In practice, players today can still spot graphics artifacts due to limitations of the hardware, but these limitations are fast disappearing as hardware evolves and 3D rendering gets closer to be indistinguishable from reality. To be clear, I'm not suggesting that we're going to simulate our own reality to a truly unbelievable degree anytime soon. My suggestion is that it's become obvious to us how relatively easy it is to construct relatively complex virtual worlds. It's certainly easier to create virtual sub-realities than to evolve in the physical world with all its limitations.
From the perspective of a software engineer and game developer, it seems obvious that given the progress that we're making into creating more and more complex virtual worlds, we are likely to live in a virtual world ourselves. In fact, to think that we're not living in a simulation, is probably akin to thinking that Earth is at the center of the Universe. It would be arrogant to establish that our reality is just too special not to be a sub-reality itself.
This would also satisfy the observation that complexity can be captured in a fractal structure (self-similarity across different scales). Of course, an observation in this reality doesn't necessarily have to be true at higher realities, but my guess would be that higher realities would be structured on something that is more evolved than a fractal, not less.

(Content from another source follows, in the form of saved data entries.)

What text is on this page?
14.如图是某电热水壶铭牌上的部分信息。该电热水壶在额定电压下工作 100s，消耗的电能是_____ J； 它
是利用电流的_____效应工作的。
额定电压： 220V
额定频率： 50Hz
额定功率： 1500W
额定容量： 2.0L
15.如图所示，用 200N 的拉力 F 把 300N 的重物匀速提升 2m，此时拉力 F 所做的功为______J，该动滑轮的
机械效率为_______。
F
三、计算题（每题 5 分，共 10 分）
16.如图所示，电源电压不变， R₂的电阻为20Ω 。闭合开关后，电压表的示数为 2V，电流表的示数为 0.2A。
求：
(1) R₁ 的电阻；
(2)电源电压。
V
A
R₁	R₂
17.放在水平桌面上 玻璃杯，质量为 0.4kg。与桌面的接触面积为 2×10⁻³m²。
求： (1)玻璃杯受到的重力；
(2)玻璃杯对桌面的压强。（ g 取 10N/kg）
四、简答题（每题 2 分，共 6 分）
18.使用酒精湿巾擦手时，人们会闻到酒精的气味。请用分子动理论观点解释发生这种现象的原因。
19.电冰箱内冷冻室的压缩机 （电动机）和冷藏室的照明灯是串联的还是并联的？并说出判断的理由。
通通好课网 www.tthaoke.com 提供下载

One counter argument to the idea of being in a simulation is that what is being simulated down to the atomic level is just too complex and it would consume too many resources. First of all, it's more likely than not that this simulation would be generated by entities in a universe that is far beyond what we can imagine and that doesn't respond to our same laws of physics. In that case, to our creators we would be more like a bunch of pixels in the Game of Life.
Secondarily, we ourselves have an incredibly limited perception of the potential matter in the know Universe. We have been observing celestial bodies for a long time, and we have been able to determine their movement and mass, so, in a sense we can reach very far with our deductive abilities, however that is still an extremely low resolution observation, and even as we expand our abilities to observe more in detail, it's a practical impossibility to truly inspect the far corners of the universe at the full purported resolution of the matter.
Let's not forget also how convenient are the fundamental laws of physics that restrict the speed at which particles can move (speed of light), restrict the resolution of matter (Planck constant) and how determinism is lost when entering quantum mechanics. This reminds me how in software engineering determinism can be dropped in favor of performance, like when converting an algorithm to work for multi-threading or when processing data in a lossy fashion.
Perhaps these known limitations of nature are due to our current comprehension, but they may also be hard limitations due to the complexity of the machine on which a software is running. In a sense, the conclusion by which information in this universe simply can't travel faster than the speed of light, is similar to having reached the walls of the stage in The Truman Show.
Is this all there is, or are we boxed-in from a deeper reality working on a different plane of existence ? My guess is that we are boxed-in, and we are some sort of emergent intelligence with the goal to solve the riddle and find a way out.
The flaw in this argument is that it's a very egocentric one. Here I'm assuming that humans are the key characters, but perhaps even though we're capable of guessing what the game may be about, we may still not be the species in this universe (biological or otherwise) that is equipped to solve the riddle. Maybe we have to make more powerful computers to solve this question, or maybe other life forms are the better candidates.